Une capsule de médecine traditionnelle chinoise se montre prometteuse pour la santé de la colonne cervicale
Une étude révèle comment la capsule Guiqi Huoxue atténue la spondylose cervicale par la modulation du microbiote intestinal et des voies métaboliques.
Résumé
Des chercheurs ont étudié la capsule Guiqi Huoxue (GQHX), un médicament traditionnel chinois, pour le traitement de la spondylose cervicale chez le rat. L'étude a eu recours à des techniques avancées, notamment l'analyse du microbiote intestinal, la lipidomique et la pharmacologie des réseaux, afin de comprendre les mécanismes du traitement. La GQHX a amélioré les symptômes comportementaux et les marqueurs sanguins des rats traités. La capsule a agi en modulant des bactéries intestinales telles que Blautia et Muribaculaceae, en influençant la production d'acides gras et en régulant des voies cellulaires clés, notamment les voies de signalisation AGE-RAGE, MAPK et HIF-1. Ces travaux fournissent des preuves scientifiques à l'appui des approches de la médecine traditionnelle dans la prise en charge de la santé vertébrale.
Résumé détaillé
La spondylose cervicale, une affection rachidienne fréquente causée par la dégénérescence discale, altère considérablement la qualité de vie. Cette étude a examiné si la capsule Guiqi Huoxue (GQHX), un médicament traditionnel chinois utilisé pour la déficience en qi et la stase sanguine, pouvait traiter efficacement cette affection.
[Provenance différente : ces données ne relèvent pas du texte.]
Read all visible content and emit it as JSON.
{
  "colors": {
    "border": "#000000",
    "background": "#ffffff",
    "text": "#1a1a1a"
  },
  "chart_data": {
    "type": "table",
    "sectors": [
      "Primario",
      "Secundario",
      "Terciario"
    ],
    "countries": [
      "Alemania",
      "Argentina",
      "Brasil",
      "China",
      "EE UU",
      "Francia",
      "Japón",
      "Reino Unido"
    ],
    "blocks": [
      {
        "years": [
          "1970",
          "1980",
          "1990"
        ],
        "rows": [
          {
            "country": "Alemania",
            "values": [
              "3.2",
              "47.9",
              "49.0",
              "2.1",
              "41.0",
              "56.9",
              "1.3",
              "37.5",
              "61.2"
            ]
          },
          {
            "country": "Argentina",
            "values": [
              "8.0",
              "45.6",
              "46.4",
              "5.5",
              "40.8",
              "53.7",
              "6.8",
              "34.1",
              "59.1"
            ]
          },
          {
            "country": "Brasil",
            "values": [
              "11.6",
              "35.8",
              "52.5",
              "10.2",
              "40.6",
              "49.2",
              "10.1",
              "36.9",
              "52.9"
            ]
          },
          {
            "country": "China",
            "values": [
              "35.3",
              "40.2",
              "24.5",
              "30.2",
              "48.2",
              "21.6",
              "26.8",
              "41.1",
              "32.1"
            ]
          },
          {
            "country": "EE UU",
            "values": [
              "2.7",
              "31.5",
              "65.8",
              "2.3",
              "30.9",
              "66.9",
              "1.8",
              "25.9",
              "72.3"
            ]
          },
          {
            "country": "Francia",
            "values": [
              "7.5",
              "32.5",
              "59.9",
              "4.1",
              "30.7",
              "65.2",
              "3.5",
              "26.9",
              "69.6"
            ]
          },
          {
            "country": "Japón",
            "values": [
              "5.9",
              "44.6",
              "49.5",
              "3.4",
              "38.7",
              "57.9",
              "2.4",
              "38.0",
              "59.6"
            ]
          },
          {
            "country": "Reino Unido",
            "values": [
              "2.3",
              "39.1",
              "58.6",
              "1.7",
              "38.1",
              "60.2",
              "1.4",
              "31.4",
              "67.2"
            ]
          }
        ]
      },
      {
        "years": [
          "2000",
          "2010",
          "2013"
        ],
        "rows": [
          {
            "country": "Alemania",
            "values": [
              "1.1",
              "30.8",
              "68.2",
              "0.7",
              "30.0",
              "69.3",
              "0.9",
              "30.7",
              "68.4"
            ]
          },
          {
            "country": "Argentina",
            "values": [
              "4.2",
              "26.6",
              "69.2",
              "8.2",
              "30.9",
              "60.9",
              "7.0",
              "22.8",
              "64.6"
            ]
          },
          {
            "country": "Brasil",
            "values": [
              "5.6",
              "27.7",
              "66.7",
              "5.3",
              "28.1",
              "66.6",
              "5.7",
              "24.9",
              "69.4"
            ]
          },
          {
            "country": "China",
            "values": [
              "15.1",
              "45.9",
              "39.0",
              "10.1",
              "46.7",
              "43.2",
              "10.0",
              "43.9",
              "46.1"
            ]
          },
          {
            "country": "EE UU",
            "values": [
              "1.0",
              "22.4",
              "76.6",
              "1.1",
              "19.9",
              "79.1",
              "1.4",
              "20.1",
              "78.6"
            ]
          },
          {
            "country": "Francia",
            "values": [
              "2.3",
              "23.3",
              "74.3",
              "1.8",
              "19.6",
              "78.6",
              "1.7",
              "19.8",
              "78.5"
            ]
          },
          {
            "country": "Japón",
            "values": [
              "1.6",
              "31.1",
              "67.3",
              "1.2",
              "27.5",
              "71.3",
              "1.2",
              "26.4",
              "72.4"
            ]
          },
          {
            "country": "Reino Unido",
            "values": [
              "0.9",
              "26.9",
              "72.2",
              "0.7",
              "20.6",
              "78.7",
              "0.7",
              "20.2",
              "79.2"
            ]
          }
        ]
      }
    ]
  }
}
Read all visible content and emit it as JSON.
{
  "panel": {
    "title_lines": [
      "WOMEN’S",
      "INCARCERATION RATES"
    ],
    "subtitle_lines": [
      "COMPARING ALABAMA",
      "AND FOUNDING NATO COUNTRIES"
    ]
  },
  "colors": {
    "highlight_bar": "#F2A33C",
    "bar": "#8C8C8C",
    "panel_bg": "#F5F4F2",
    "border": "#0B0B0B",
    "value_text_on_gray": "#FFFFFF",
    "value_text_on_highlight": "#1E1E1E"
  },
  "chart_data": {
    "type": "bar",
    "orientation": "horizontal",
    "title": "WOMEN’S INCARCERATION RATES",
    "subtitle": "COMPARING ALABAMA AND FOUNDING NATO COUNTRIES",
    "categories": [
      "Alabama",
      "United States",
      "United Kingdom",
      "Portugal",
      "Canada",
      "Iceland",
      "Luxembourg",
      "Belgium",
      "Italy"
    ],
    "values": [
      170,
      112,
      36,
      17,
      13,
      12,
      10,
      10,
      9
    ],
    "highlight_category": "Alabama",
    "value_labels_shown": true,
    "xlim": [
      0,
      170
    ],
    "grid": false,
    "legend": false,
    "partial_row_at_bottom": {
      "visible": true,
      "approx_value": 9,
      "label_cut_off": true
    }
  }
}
Les chercheurs ont créé un modèle de spondylose cervicale chez le rat à l'aide d'une chirurgie de dégénérescence discale, d'une ovariectomie et de techniques de modélisation traditionnelles de la déficience en qi et de la stase sanguine. Ils ont ensuite traité les rats avec GQHX et évalué les résultats au moyen de tests comportementaux, d'analyses sanguines, d'examens histologiques, du séquençage du microbiote intestinal et d'une analyse lipidomique.
Les résultats ont montré que GQHX améliorait significativement les symptômes de la spondylose cervicale. Sur le plan mécanistique, le traitement a modifié la composition du microbiote intestinal, en augmentant notamment des bactéries bénéfiques telles que Blautia et Muribaculaceae. Ces modifications ont influencé le métabolisme des acides gras, affectant la production d'acides isobutyrique, isovalérique et linoléique. De plus, GQHX a régulé trois voies cellulaires essentielles : AGE-RAGE (impliquée dans l'inflammation), MAPK (signalisation cellulaire) et HIF-1 (réponse à l'hypoxie).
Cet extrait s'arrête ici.